Define and address the needs in our communities that align with our business and focus areas

Outcomes

Focus on Troops and Veterans
Support troops, veterans and their families, specifically in the areas of wounded warriors, veteran homelessness, employment and military appreciation.

  • The Military Appreciation Month online fundraiser and T-shirt campaign for USO, Inc. raised $22,351 from 563 employees. With an average donation of $40, employees from 32 states and the District of Columbia contributed.
  • Employees, friends and family stuffed 7,155 hygiene and snack kits for active duty military and their loved ones for the USO Pack for the Troops program at Ft. Belvoir, Virginia.
  • We partnered with Soldier On, a veteran service organization based in Australia, to provide veterans and their spouses career development through mentorship and training in their Hand-Up program.
  • North Texas volunteers in the Employee Resource Group VERITAS (Veterans, Employees and Reservists Inspired To Act and Serve) spent Veteran’s Day retrofitting a home for a veteran in Fort Worth as part of Operation Freedom-Home4Heroes and Rebuilding Together Greater Dallas.
  • We attended a special Veterans Day event at the National Museum of the American Indian in Washington D.C. to announce the company’s gift in support of the National Native American Veterans Memorial.

Focus on Health and Human Services
Assist communities with critical local needs and disaster relief.

Local Community Needs
Our employees continue to help those in need in our communities including:

  • Florida volunteers packed food backpacks for children in Brevard County who are in need and often do not have food during the weekend.
  • Employees in Charlottesville, Virginia donated 256 pounds of peanut butter and jelly to support the after-school Backpack program at Blue Ridge Area Food Bank.
  • Thirty volunteers participated in Northrop Grumman Day for Habitat for Humanity in Huntsville, Alabama.

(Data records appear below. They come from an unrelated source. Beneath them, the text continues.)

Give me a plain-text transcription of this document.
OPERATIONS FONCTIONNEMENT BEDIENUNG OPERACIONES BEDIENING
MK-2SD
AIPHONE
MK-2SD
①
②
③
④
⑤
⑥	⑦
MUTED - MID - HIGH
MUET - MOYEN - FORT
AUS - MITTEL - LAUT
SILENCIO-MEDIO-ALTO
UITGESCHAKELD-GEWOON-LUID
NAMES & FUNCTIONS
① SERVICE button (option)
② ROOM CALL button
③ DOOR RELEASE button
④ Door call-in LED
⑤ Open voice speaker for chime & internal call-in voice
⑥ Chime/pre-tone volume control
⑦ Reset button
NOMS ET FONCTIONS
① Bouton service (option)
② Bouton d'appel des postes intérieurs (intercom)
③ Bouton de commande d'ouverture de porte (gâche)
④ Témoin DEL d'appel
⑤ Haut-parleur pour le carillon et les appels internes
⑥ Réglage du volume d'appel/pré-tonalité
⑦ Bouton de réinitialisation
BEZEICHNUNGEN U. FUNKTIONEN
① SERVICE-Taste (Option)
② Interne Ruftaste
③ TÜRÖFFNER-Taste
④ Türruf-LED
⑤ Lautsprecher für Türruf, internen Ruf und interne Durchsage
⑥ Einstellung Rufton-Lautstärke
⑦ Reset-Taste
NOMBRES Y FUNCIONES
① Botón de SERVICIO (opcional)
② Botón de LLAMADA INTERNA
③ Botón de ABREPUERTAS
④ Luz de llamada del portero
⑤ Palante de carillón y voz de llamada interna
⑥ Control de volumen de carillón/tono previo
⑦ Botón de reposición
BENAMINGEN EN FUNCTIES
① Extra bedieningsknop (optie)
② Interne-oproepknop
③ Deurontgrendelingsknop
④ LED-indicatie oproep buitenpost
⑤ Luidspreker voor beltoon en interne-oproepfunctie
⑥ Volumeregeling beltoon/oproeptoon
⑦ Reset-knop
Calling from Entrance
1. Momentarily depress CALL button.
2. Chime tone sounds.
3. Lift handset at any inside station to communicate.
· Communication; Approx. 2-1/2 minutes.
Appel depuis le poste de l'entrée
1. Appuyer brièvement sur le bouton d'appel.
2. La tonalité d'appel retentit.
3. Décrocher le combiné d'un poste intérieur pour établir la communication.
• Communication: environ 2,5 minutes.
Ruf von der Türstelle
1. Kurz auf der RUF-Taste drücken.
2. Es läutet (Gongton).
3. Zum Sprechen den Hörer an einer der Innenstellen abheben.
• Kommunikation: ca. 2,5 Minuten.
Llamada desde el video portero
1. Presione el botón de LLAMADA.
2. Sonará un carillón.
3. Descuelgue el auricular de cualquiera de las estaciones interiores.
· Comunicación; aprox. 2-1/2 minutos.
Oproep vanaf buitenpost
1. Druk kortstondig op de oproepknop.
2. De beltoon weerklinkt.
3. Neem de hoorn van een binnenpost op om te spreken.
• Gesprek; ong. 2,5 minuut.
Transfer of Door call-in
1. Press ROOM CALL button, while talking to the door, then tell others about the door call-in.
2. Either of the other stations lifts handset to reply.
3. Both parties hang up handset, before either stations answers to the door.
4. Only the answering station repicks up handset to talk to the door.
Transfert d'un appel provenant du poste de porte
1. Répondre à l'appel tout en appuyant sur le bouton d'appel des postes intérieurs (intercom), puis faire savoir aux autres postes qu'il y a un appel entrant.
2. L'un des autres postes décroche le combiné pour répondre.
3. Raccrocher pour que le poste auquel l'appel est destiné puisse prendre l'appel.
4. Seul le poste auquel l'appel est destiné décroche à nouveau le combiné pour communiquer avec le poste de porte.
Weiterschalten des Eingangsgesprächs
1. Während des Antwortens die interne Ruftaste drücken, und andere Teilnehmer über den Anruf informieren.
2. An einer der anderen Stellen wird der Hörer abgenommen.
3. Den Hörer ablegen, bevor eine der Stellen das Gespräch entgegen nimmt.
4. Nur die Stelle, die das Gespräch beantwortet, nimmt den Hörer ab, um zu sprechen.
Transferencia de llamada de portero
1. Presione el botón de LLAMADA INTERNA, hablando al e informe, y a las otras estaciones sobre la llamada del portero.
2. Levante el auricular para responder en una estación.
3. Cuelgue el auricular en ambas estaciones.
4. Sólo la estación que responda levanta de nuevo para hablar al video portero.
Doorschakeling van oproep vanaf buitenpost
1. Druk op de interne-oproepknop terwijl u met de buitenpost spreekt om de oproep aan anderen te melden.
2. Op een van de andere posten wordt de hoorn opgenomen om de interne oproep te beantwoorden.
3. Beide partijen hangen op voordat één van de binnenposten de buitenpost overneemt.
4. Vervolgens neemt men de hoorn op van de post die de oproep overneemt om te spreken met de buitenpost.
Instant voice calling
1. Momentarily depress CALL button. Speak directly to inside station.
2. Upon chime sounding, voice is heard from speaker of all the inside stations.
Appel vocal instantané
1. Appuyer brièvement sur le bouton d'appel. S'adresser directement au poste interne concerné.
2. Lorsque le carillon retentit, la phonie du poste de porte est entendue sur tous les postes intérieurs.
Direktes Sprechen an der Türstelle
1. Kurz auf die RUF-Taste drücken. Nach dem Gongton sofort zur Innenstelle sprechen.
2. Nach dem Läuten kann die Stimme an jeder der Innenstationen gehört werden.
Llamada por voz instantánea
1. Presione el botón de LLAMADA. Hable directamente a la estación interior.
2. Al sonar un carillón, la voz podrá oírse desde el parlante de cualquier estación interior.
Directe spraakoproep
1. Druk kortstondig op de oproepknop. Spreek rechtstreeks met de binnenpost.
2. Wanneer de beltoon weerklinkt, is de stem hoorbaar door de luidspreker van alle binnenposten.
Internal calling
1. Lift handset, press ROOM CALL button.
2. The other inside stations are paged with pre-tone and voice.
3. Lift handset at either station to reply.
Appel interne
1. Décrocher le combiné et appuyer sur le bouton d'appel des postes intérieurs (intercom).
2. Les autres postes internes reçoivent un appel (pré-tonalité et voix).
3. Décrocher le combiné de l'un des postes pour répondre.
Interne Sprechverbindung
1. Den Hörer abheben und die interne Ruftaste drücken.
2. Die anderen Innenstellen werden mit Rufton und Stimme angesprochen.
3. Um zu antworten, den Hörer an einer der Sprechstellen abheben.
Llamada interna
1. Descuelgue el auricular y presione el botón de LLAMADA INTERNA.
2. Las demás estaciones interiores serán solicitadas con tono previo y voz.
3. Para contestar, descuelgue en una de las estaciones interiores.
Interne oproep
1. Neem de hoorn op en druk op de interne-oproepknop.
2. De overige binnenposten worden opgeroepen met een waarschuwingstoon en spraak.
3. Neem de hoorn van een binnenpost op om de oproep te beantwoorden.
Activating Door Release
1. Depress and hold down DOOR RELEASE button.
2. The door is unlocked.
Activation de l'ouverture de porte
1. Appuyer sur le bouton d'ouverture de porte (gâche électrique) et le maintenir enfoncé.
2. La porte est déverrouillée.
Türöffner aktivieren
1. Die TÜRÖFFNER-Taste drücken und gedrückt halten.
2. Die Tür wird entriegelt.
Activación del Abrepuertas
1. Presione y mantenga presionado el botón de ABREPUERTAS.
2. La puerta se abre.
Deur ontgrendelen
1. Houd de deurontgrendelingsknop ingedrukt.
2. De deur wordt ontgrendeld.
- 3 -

Volunteers framed a new house and worked in Habitat’s “Restore” warehouse.
  • Lake Charles, Louisiana employees volunteered monthly at Abraham’s Tent, a local food bank, to serve meals for people in need.
Disaster Relief
  • In 2016, the California wildfires, Hurricane Matthew and Louisiana flooding each activated our Emergency Contact Center to assist employees affected by the disasters. Our financial support provided help to our employees and their families in California, Florida and Louisiana.
  • Through the American Red Cross Annual Disaster Giving Program and as an Annual Emergency Response Partner with AmeriCares, we provide reliable funding for disaster relief services. Our company contributions offset a range of expenses and help ensure that the American Red Cross and AmeriCares can respond to any disaster at a moment’s notice.

Focus on the Environment
Identify efforts that reduce greenhouse gases, waste and conserve water as well as develop renewable energy sources.

  • Northrop Grumman volunteers in Baltimore judged the Lakeland Elementary/Middle School Nitrogen Reduction Project. Seventh grade middle schoolers’ researched and designed a solution to reduce nitrogen in the Chesapeake Bay watershed.
  • Representatives from Fairfax County Park Foundation in Virginia honored Northrop Grumman with its 2016 Eakin Philanthropy Award. Since 2001, we have provided donations of $109,600 to the Park Foundation to support programs such as the Land Preservation Fund and the Meaningful Watershed Educational Experience at Hidden Oaks Nature Center. Funds also went to Burke Lake Park, Frying Pan Farm Park and the Movin’ and Groovin’ play area at Clemyjontri Park.
  • EcoClassroom, a program we developed in partnership with Conservation International, carried out its fifth trip to La Selva Biological Station in Costa Rica with 15 teachers from five states. They met scientists from the Tropical Ecology Assessment and Monitoring Network and learned first-hand the techniques researchers use to collect and analyze data. Teachers also learned activities they can use in the classroom such as introducing biodiversity and climate change. At the end of the trip, teachers presented independent group projects on topics that ranged from carbon storage and animal behavior to landscape ecology. Cumulatively, the EcoClassroom program has trained 80 teachers from 15 states and exposed 36,000 students to lessons that utilize a data-driven approach to learning.